Recensione These Final Hours - 12 ore alla fine (2013)

Le ultime dodici ore di vita sulla Terra vissute attraverso gli occhi di un uomo detestabile e una ragazzina innocente. Insieme per caso in un mondo dilaniato da un'isteria collettiva, i due impareranno a scoprire qualcosa di nuovo sull'esistenza che stanno per abbandonare.
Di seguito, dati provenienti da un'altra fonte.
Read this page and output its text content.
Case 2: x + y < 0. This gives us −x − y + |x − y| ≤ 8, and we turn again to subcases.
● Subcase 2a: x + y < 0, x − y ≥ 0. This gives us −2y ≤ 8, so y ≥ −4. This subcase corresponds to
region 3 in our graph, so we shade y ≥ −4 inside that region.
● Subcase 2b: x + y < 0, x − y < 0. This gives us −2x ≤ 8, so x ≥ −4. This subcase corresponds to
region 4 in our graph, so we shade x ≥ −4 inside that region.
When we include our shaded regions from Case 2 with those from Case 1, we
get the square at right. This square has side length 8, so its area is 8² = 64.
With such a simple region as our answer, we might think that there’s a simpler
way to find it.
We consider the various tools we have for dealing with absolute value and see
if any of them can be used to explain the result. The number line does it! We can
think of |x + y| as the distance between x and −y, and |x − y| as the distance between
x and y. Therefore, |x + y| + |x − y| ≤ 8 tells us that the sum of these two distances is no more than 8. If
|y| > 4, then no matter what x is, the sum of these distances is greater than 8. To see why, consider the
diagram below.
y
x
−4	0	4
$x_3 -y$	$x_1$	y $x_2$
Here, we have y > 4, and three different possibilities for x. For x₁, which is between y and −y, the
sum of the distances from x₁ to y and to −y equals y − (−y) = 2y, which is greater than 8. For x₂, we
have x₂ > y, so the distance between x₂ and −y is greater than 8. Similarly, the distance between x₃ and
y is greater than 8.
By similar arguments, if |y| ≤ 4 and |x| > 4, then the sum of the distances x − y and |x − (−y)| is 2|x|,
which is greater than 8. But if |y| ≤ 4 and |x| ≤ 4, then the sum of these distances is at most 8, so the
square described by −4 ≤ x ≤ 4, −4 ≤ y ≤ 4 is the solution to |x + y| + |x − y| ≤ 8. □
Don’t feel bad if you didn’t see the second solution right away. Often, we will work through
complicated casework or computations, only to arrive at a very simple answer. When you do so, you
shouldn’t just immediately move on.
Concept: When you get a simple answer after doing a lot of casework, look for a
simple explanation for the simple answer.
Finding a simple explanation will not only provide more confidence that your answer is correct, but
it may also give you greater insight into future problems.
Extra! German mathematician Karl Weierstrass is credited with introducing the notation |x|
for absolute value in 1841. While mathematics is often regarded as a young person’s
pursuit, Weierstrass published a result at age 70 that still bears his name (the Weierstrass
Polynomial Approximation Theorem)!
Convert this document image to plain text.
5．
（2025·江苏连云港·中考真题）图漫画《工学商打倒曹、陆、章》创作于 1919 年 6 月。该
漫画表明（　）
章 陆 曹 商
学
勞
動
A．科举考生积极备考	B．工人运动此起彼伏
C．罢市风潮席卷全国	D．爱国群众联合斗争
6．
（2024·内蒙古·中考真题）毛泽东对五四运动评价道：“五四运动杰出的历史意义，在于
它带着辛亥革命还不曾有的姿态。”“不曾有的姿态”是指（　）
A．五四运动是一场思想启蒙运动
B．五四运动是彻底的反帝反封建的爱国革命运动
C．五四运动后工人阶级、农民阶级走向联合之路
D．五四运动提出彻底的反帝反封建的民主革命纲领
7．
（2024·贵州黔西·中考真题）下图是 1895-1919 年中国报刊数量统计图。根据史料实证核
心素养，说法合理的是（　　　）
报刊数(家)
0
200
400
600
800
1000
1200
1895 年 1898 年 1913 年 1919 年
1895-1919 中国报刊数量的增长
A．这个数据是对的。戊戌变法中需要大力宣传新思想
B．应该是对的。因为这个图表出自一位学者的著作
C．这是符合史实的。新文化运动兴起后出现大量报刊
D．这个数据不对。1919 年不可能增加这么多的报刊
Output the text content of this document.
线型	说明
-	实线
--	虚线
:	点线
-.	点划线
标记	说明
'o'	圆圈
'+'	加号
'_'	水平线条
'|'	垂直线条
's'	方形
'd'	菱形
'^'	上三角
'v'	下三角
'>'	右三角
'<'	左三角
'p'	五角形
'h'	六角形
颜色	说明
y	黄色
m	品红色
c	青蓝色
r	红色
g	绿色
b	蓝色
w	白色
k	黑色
These Final Hours - 12 ore alla fine inizia con la consapevolezza della fine. Non ci sono speranze a cui appellarsi né salvezze in cui credere. Il mondo sta per finire. Di fronte a questa prospettiva angosciante e opprimente, la maggior parte degli esseri umani reagisce cedendo ad altre piccole forme di autodistruzione: follia omicida, droga, suicidi, alcol, sesso violento e insensato. Neanche James vuole sfuggire a questa estasi comune, così, dopo aver detto addio alla sua amante (amata?), si dirige verso la festa delle feste, un ultimo avamposto umano di perdizione e delirio.

Il fine nel mondo

Nonostante il conto alla rovescia sia spietato e inesorabile, la vita regala a James un ultimo incontro, imprevedibile e quasi salvifico. La piccola Rose, ragazzina liberata dalle grinfie di due maniaci, gli concede la responsabilità che non ha mai avuto prima. La sua dolcezza pura e la sua visione ancora incontaminata del mondo funge da coscienza critica nei confronti di un uomo arreso alla mediocrità. Così il prendersi cura di qualcuno, il pensare all'altro prima che a sé stesso, il ritenersi finalmente capace di un atto significativo, smuove in James un insperato desiderio di senso nel vivere. Zak Hilditch riesce così a creare due movimenti devastanti e paralleli. Quello sollevato dalla catastrofe che sta annientando il pianeta e quello esistenziale che invade l'animo inquieto dei personaggi.

The Last of Us

These Final Hours - 12 ore alla fine: Nathan Phillips con Angourie Rice in un momento del film
These Final Hours - 12 ore alla fine: Nathan Phillips con Angourie Rice in un momento del film

These Final Hours trova i suoi momenti migliori proprio nei duetti, scarni, essenziali e realistici tra i due protagonisti, senza eccedere in ragionamenti troppo altisonanti e inverosimili. Questa scelta esaspera una visione personale della storia e si dimentica di fornire una visione d'insieme che trovi anche nell'ambientazione un supporto per una narrazione di più ampio respiro. Hildtch si sofferma sulla pelle sudata e tumefatta di Nathan Phillips che raramente riesce a sostenere l'intero peso del film, frenato da una recitazione di matrice quasi televisiva. Illuminato da una luce giallognola e immerso in un'atmosfera rarefatta che tanto ricorda quella di The Walking Dead (citato da un poliziotto con la stessa uniforme di Rick Grimes), These Final Hours è un film schizofrenico. Convincente quando evidenzia gli sguardi diversi e complementari di un adulto disilluso e di una bambina vitale; impacciato laddove indugia troppo sulle perversioni collettive soltanto per creare un po' di scalpore negli occhi del pubblico. Un percorso faticoso e minato, attraversato da distacchi e riavvicinamenti alla ricerca di un'ultima, necessaria, redenzione.

Conclusioni

Un interessante ma acerbo film pre-apocalittico che invita il pubblico ad una forte empatia con i suoi personaggi. Cosa faresti nelle tue ultime dodici ore di vita? Una domanda che impone risposte personali ed intime, alla quale These Final Hours replica con un realismo simbolico, impregnato di dolcezza e amarezza.